Ci siamo conosciuti più o meno nello stesso periodo, nel 2009 circa; all’epoca i social non erano così diffusi ma tra gli addetti ai lavori ci venivano nominati spesso proprio i nostri nomi.  In quel periodo avevamo iniziato a suonare assieme in un paio di progetti come turnisti, anche se non tutti e tre insieme. L’anno successivo lavorammo nel tour in Canada con Paolo Belli consolidando un grande rapporto umano e musicale; con noi c’era anche l’amico e grande tastierista Francesco Signorini, e insieme  si diede vita al primo quartetto: il Malafede Project.
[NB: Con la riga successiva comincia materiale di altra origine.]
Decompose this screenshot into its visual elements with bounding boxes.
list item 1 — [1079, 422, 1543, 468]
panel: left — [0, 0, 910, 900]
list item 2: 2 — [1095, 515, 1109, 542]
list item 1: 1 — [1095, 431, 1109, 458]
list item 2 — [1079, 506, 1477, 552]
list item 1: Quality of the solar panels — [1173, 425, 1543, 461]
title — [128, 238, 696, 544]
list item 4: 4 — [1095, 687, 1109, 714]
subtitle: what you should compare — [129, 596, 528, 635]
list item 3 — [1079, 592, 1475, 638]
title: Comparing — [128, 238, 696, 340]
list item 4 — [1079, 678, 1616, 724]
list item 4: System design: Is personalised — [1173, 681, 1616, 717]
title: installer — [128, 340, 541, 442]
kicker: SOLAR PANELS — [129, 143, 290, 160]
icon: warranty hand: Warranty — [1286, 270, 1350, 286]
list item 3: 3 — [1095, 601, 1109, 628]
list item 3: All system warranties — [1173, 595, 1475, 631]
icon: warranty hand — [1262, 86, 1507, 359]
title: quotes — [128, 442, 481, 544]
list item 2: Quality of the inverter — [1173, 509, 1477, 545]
Poi, in maniera molto naturale, ci si è spostati verso il trio visto che anche il tipo di sonorità che questo ensemble offriva ci piaceva, era qualcosa che stavamo cercando.

A proposito di formazione: direste di avere un background simile o ci sono delle importanti differenze nei vostri percorsi e magari anche nel vostro approccio alla musica e allo strumento suonato? 
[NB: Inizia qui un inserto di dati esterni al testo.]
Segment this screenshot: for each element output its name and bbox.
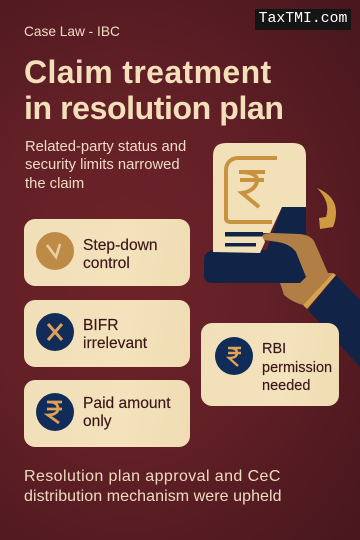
document bbox=[213, 143, 306, 253]
navy sleeve bbox=[308, 275, 360, 367]
label bbox=[83, 317, 148, 352]
label: BIFR bbox=[83, 317, 119, 334]
label: control bbox=[83, 255, 130, 272]
card: RBI permission bbox=[201, 323, 339, 406]
curved arrow bbox=[317, 188, 336, 229]
subtitle: Related-party status and bbox=[25, 139, 186, 155]
label: irrelevant bbox=[83, 335, 147, 352]
footer text: Resolution plan approval and CeC bbox=[24, 468, 281, 485]
label: Step-down bbox=[83, 237, 158, 254]
label: permission bbox=[262, 360, 332, 376]
label: RBI bbox=[262, 341, 286, 357]
footer text: distribution mechanism were upheld bbox=[24, 488, 282, 504]
subtitle bbox=[25, 139, 186, 192]
footer text bbox=[24, 468, 282, 504]
icon: rupee bbox=[215, 337, 253, 375]
label bbox=[262, 341, 332, 394]
subtitle: the claim bbox=[25, 176, 84, 192]
label: Paid amount bbox=[83, 395, 171, 412]
subtitle: security limits narrowed bbox=[25, 157, 180, 173]
label bbox=[83, 237, 158, 272]
illustration: hand holding document bbox=[204, 143, 360, 367]
cuff bbox=[303, 273, 336, 309]
rupee frame bbox=[226, 158, 277, 222]
category label: Case Law - IBC bbox=[24, 24, 120, 39]
navy folder bbox=[266, 207, 306, 252]
card: paid amount only bbox=[24, 380, 190, 447]
icon: down marker bbox=[36, 232, 74, 270]
label: only bbox=[83, 413, 112, 430]
title bbox=[24, 54, 283, 126]
navy tray bbox=[204, 250, 306, 283]
document lines bbox=[225, 232, 263, 236]
label: needed bbox=[262, 378, 310, 394]
hand bbox=[262, 233, 333, 305]
label bbox=[83, 395, 171, 430]
card: BIFR irrelevant bbox=[24, 300, 190, 367]
icon: rupee bbox=[36, 393, 74, 431]
title: in resolution plan bbox=[24, 90, 283, 126]
icon: cross bbox=[36, 313, 74, 351]
brand badge: TaxTMI.com bbox=[259, 11, 347, 27]
title: Claim treatment bbox=[24, 54, 272, 90]
card: step-down control bbox=[24, 219, 190, 286]
rupee glyph bbox=[239, 172, 265, 207]
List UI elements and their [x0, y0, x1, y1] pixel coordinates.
Abbiamo un background simile con molte aree comuni come il jazz, la fusion e il progressive ma qualche differenza c’è ed è forse questo a contaminare il nostro sound. Federico ha una naturale predisposizione per la black music e il funk, frutto di un bagaglio molto più ampio ma che hanno segnato una prima direzione; Riccardo ha portato le contaminazioni del rock più ricercato e introspettivo, ma anche della tradizione compositiva del jazz, con particolare attenzione all’aspetto armonico; Ricky è un attento cultore del suono ed ha colorato il sound con contaminazioni della musica elettronica, etnica e del nu-soul. Sicuramente essere cresciuti insieme in questi ultimi 10 anni ha contribuito a creare un’identità più definita.

In tal senso, ci date qualche punto di riferimento in più, meglio se contemporaneo: quali sono gli artisti che ascoltate maggiorente al momento e dai quali, diciamo, traete ispirazione? 

La domanda è molto difficile in quanto oggi ci sono veramente tantissimi progetti che meriterebbero di essere menzionati. Fortunatamente uno dei nostri punti forti che ci accomuna è la curiosità e ognuno attinge da vari artisti, potremmo fare una sintesi di quelli che ci accomunano menzionando Bill Frisell, Robert Glasper, Jacob Collier, Dominic Miller, Snarky Puppy, Louis Cole e moltissimi altri.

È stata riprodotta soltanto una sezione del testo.